Lemma 1.4 (Hoeffding’s Lemma). For a bounded random variable $X \in [a, b]$:
\[\mathbb E[e^{SX}] \leq \exp\!\left\{S\mathbb E[X] + \frac{1}{8} S^2 (b-a)^2\right\}\]For $X \in [0,1]$ specifically:
\[\mathbb E[e^{SX}] \leq \exp\!\left\{S\mathbb E[X] + \frac{1}{8}S^2\right\}\]Proof sketch. Introduce $X’$, an independent copy of $X$ with the same distribution. By convexity of $e^x$ and Jensen’s inequality:
\[\mathbb E_X[\exp\{S(X - \mathbb E_X[X])\}] \leq \mathbb E_X[\mathbb E_{X'}[\exp\{S(X - X')\}]]\]This symmetrization reduces the problem to a symmetric random variable, and the rest follows from Taylor expansion. $\square$
Regret Analysis
Define $W_t = \sum_{i=1}^K W_{i,t}$, the total weight at time $t$. We bound $W_{n+1}$ from both sides.
Lower Bound
For any expert $i$, their weight after the horizon is $W_{i,n+1} = e^{-\beta L_{i,n}}$ (since each time step multiplies by $e^{-\beta \ell}$ and the product telescopes). Since total weight sums over all experts:
\[W_{n+1} \geq e^{-\beta L_{i,n}}\]Upper Bound
We track how total weight changes each step. Define a random variable $Z = Y_{I,t}$ where expert $I$ is chosen with probability proportional to its weight $\frac{W_{i,t}}{\sum_j W_{j,t}}$. Then $A_t = \mathbb E[Z]$.

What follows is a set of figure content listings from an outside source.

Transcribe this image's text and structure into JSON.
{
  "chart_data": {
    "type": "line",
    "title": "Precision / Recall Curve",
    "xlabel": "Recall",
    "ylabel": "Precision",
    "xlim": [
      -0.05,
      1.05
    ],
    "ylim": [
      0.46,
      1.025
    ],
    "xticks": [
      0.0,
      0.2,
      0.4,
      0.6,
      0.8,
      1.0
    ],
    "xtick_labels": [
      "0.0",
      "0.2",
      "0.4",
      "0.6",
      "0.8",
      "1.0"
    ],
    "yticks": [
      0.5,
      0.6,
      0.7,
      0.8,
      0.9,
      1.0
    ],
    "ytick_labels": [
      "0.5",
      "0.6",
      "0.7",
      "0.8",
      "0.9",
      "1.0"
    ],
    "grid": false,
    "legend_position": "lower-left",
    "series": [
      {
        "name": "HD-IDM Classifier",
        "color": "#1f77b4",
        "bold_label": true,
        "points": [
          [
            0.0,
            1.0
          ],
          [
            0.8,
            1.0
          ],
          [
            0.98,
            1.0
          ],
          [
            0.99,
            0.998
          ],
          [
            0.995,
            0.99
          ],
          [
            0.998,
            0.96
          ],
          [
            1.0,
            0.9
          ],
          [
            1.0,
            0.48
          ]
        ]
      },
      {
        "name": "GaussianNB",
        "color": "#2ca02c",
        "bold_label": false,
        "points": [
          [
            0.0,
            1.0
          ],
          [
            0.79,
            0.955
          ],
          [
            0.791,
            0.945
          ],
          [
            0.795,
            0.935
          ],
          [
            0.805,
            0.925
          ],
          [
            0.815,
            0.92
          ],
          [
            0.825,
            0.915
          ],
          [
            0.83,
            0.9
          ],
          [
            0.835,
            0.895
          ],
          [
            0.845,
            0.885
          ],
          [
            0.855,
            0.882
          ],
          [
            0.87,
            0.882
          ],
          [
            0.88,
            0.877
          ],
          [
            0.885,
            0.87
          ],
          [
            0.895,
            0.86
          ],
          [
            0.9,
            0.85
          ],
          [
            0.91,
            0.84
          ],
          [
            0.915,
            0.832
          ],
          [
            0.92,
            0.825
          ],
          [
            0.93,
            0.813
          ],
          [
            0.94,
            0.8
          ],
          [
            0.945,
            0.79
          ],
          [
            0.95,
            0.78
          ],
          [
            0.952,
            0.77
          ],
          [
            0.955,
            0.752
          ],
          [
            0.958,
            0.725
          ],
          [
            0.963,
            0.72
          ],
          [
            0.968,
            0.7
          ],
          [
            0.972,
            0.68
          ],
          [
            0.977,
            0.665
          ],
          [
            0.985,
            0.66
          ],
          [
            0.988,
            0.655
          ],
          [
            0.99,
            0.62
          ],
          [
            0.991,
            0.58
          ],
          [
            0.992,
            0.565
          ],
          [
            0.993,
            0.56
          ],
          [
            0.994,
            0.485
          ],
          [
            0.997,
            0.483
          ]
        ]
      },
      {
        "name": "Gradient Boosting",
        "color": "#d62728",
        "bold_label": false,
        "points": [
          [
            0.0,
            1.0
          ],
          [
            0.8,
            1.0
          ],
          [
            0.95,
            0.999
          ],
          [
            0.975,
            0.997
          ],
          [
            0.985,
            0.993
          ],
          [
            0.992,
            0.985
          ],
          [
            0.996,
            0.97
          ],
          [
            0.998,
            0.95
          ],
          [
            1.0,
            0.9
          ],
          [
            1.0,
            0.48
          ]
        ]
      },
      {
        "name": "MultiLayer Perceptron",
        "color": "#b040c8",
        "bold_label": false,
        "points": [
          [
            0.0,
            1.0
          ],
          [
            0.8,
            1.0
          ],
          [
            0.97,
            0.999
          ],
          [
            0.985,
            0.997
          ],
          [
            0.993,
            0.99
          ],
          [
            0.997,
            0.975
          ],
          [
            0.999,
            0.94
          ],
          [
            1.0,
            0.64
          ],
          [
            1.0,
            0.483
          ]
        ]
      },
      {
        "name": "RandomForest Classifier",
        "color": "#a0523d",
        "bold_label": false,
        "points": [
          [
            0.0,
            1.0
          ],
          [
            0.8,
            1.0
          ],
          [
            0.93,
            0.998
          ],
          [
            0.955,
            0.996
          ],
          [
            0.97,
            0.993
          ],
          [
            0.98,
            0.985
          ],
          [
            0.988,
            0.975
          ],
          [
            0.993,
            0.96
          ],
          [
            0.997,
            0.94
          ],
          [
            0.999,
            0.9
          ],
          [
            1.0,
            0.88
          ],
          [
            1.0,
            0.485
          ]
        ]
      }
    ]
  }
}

\[\frac{W_{t+1}}{W_t} = \mathbb{E}\left[e^{-\beta \cdot \ell(X_t, Z)}\right]\]Applying Hoeffding’s Lemma with $S = -\beta$:
\[\frac{W_{t+1}}{W_t} \leq e^{-\beta \cdot \mathbb E[\ell(X_t, Z)]} \cdot e^{\beta^2/8}\]By convexity of $\ell$ in its second argument and Jensen’s inequality:
\[\mathbb E[\ell(X_t, Z)] \geq \ell(X_t, \mathbb E[Z]) = \ell(X_t, A_t)\]Therefore:
\[\frac{W_{t+1}}{W_t} \leq e^{-\beta \cdot \ell(X_t, A_t)} \cdot e^{\beta^2/8}\]Telescoping over all $n$ steps and using $W_1 = K$:
\[\frac{W_{n+1}}{K} = \prod_{t=1}^n \frac{W_{t+1}}{W_t} \leq \exp\!\left\{-\beta L_n + \frac{n\beta^2}{8}\right\}\] \[W_{n+1} \leq K \cdot e^{-\beta L_n + n\beta^2/8}\]Final Regret Bound
Combining lower and upper bounds:
\[e^{-\beta L_{i,n}} \leq W_{n+1} \leq K \cdot e^{-\beta L_n + n\beta^2/8}\]Taking $\log$ and dividing by $\beta$:
\[-L_{i,n} \leq \ln K - \beta L_n + \frac{n\beta^2}{8}\] \[\boxed{L_n \leq L_{i,n} + \frac{n\beta}{8} + \frac{\ln K}{\beta}}\]This holds for any expert $i$. Taking the best expert:
\[L_n^{\text{EWMA}} \leq \left[\min_i L_{i,n}\right] + \frac{n\beta}{8} + \frac{\ln K}{\beta}\]Optimal $\beta$ and Regret
To minimize the bound over $\beta$, balance the two terms $\frac{n\beta}{8}$ and $\frac{\ln K}{\beta}$. Setting $\beta = \sqrt{\frac{8 \ln K}{n}}$:
\[R_n^{\text{EWMA}} = L_n^{\text{EWMA}} - \min_i L_{i,n} \leq \sqrt{\frac{n \ln K}{2}}\]This is sub-linear in $n$, achieving the goal.
The Anytime Problem
There is a catch: the optimal $\beta = \sqrt{\frac{8 \ln K}{n}}$ requires knowing $n$ in advance. An algorithm that works without knowing the horizon is called an anytime algorithm. EWMA is not anytime.
Fix: Make $\beta$ decay with time, setting $\beta_t$ instead of a fixed $\beta$.
- Setting $\beta_t = \frac{1}{\sqrt{t}}$: the weight update at time $t$ uses $W_{t+1}[i] = W_t[i] \cdot e^{-\ell / \sqrt{t}}$.
The lower bound becomes:
\[W_{n+1} \geq \exp\!\left\{-\sum_{t=1}^n \beta_t \ell(X_t, Y_{i,t})\right\}\]The upper bound telescopes similarly. Substituting $\beta_t = 1/\sqrt{t}$ and using the harmonic sum, one can still derive a sub-linear regret bound. The same approach works for $\beta_t = 1/t^2$ (with a different constant).